3 The Big Lebowski (1998)

Although it wasn’t appreciated upon initial release, the Coen brothers’ noir comedy The Big Lebowski has since found its deserved audience and is widely considered one of the best movies from the prolific writer/director/producer sibling duo.

Jeff Bridges and John Goodman are both iconic in the lead roles, while the briskly paced story moves from one hilarious scene to the next.

2 Groundhog Day (1993)

The originator of the time-loop comedy, Groundhog Day stars Bill Murray as a selfish, cynical news reporter who finds himself endlessly reliving the most boring day of his life. Danny Rubin and Harold Ramis’ screenplay brilliantly uses the novel premise for a well-rounded character arc. At first, Murray’s character has fun with it, but he eventually becomes depressed by the meaninglessness of his eternal existence.

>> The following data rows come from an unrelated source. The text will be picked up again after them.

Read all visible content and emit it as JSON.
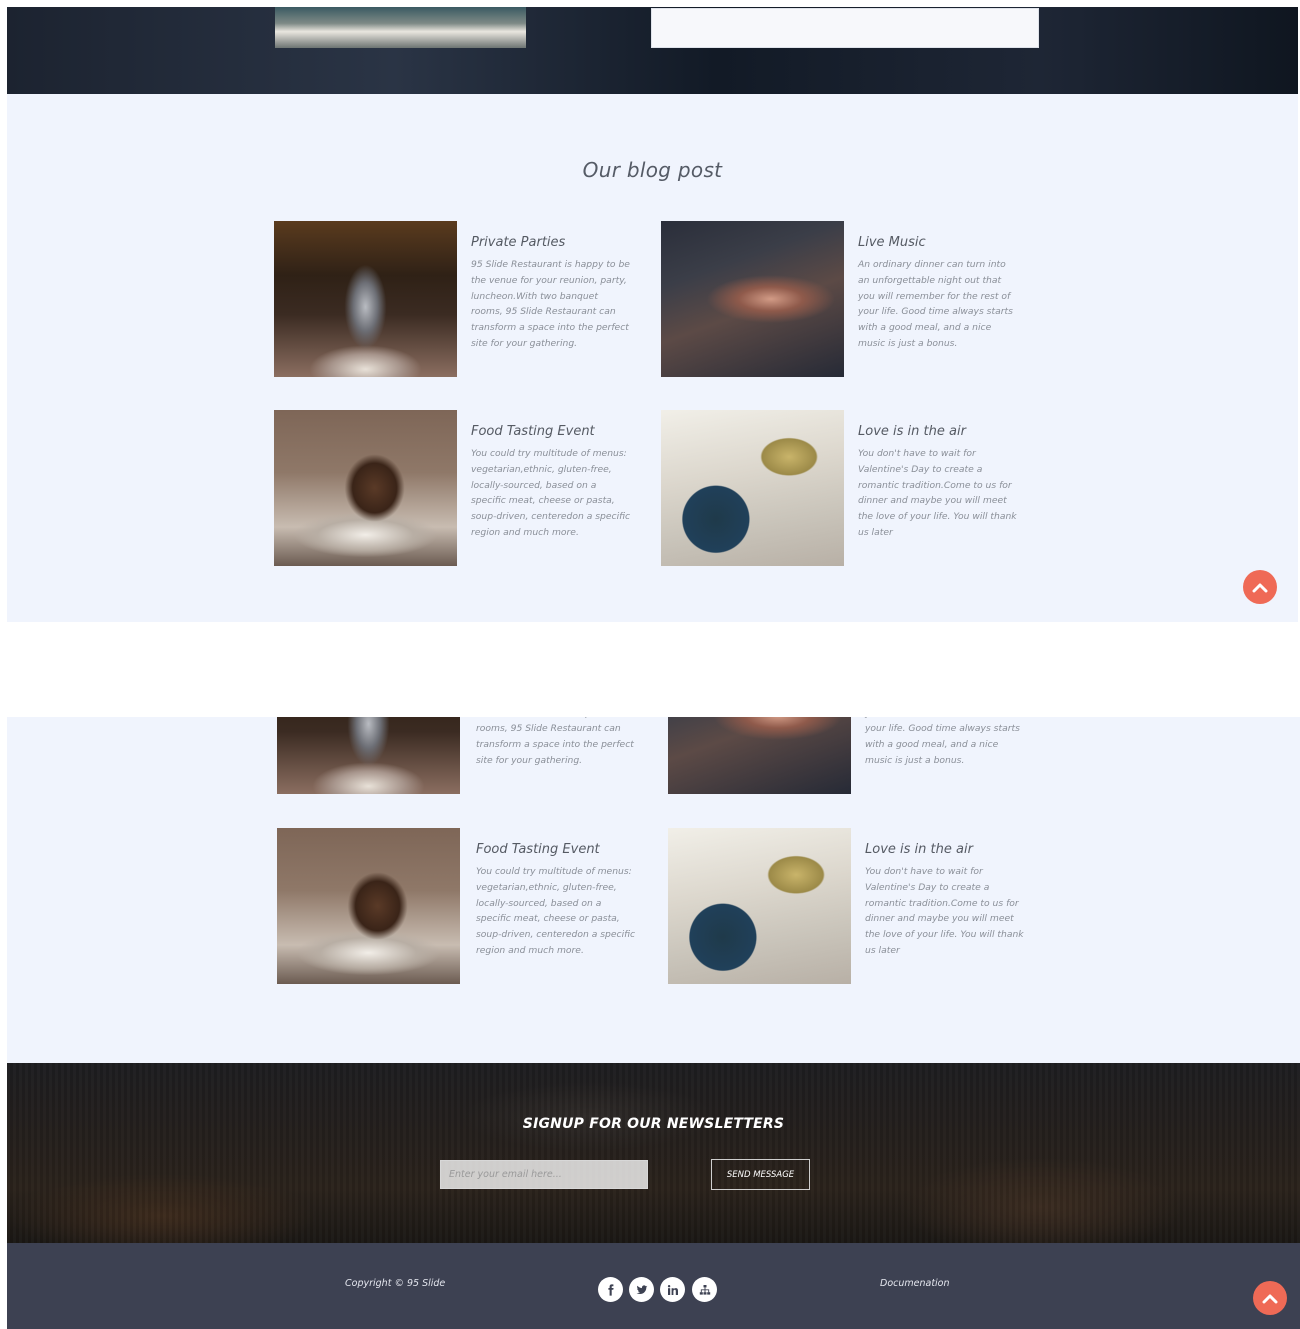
{
  "blog": {
    "title": "Our blog post",
    "posts": [
      {
        "title": "Private Parties",
        "text": "95 Slide Restaurant is happy to be the venue for your reunion, party, luncheon.With two banquet rooms, 95 Slide Restaurant can transform a space into the perfect site for your gathering."
      },
      {
        "title": "Live Music",
        "text": "An ordinary dinner can turn into an unforgettable night out that you will remember for the rest of your life. Good time always starts with a good meal, and a nice music is just a bonus."
      },
      {
        "title": "Food Tasting Event",
        "text": "You could try multitude of menus: vegetarian,ethnic, gluten-free, locally-sourced, based on a specific meat, cheese or pasta, soup-driven, centeredon a specific region and much more."
      },
      {
        "title": "Love is in the air",
        "text": "You don't have to wait for Valentine's Day to create a romantic tradition.Come to us for dinner and maybe you will meet the love of your life. You will thank us later"
      }
    ]
  },
  "newsletter": {
    "title": "SIGNUP FOR OUR NEWSLETTERS",
    "email_placeholder": "Enter your email here...",
    "email_value": "",
    "button_label": "SEND MESSAGE"
  },
  "footer": {
    "copyright": "Copyright © 95 Slide",
    "documentation": "Documenation",
    "social_icons": [
      "facebook-icon",
      "twitter-icon",
      "linkedin-icon",
      "sitemap-icon"
    ]
  },
  "colors": {
    "accent": "#ef6a56",
    "section_bg": "#f0f4fd",
    "footer_bg": "#3d4152"
  }
}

The movie eventually emerges as a romance as he falls in love with his producer– played by one of the rom-com genre’s greatest icons, Andie MacDowell– and finds new meaning in his life.

1 Toy Story (1995)

Pixar made history with Toy Story, the first ever feature-length computer-animated movie, but the studio didn’t rest entirely on that milestone. What really makes it a masterpiece is that its characters are relatable (despite being made of plastic) and its story is perfectly structured.

Tom Hanks and Tim Allen developed the kind of on-screen chemistry seldom seen in animation by recording their lines together and building a real rapport, something that has carried through to all four of the movie’s main sequels.